Every structure in Proteopedia has a link to be displayed in FirstGlance in Jmol. There, you can use the Find dialog to enter the name of an amino acid, e.g. glycine or proline, and the positions of all of the specified amino acids will be highlighted. You can then visualize their distribution in the 3D structure.

How to Insert a ConSurf Result Into a Proteopedia Green LinkHow to Insert a ConSurf Result Into a Proteopedia Green Link

To create a green-linked scene with a molecule colored by evolutionary conservation use the button "evolutionary conservation" in the "color" tab of the Scene Authoring Tools.

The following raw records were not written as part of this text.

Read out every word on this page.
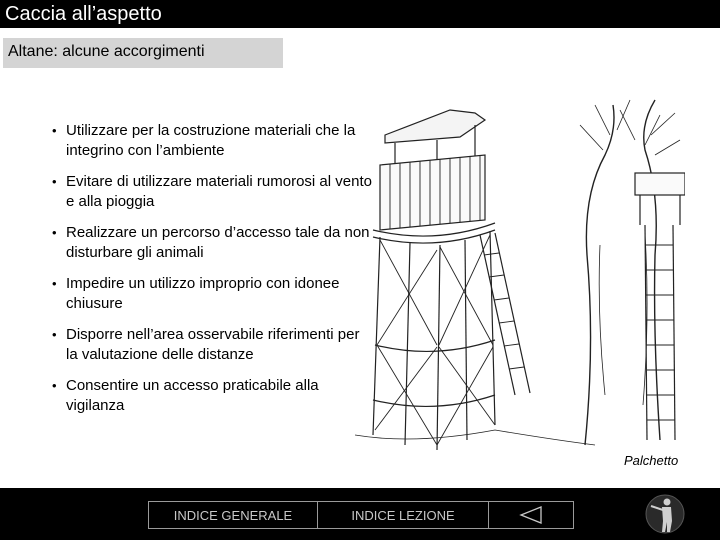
Caccia all’aspetto
Altane: alcune accorgimenti
• Utilizzare per la costruzione materiali che la integrino con l’ambiente
• Evitare di utilizzare materiali rumorosi al vento e alla pioggia
• Realizzare un percorso d’accesso tale da non disturbare gli animali
• Impedire un utilizzo improprio con idonee chiusure
• Disporre nell’area osservabile riferimenti per la valutazione delle distanze
• Consentire un accesso praticabile alla vigilanza
Palchetto
INDICE GENERALE	INDICE LEZIONE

If for some reason you want to calculate the ConSurf coloring scheme on your own and want to insert that into a Proteopedia scene, here is how:

  1. Using either the ConSurf Database or the ConSurf Server, obtain the desired result.
  2. At the ConSurf result page, use the link RasMol Coloring Script to display either the script showing or hiding insufficient data. Block and copy the entire script.
  3. We assume that you already have an article in Proteopedia, with a Jmol applet in place for displaying your ConSurf result. (If not, see the Video Guides and Help:Editing.)
  4. Edit your Proteopedia page, and open the Scene Authoring Tools.
  5. Load the desired molecule into Jmol in the Scene Authoring Tools.
  6. Click on "Jmol" (at the lower right of Jmol) to open Jmol's menu, and there, click on "Console".
  7. In the small white Console window, paste your RasMol Coloring Script into the bottom box, and click Execute.
  8. Make any other changes you wish to this scene, and then save the scene.
  9. Copy the wikitext for the green link that will display your scene, and close the Scene Authoring Tool.
  10. Paste the green link wikitext into your page, and save the page.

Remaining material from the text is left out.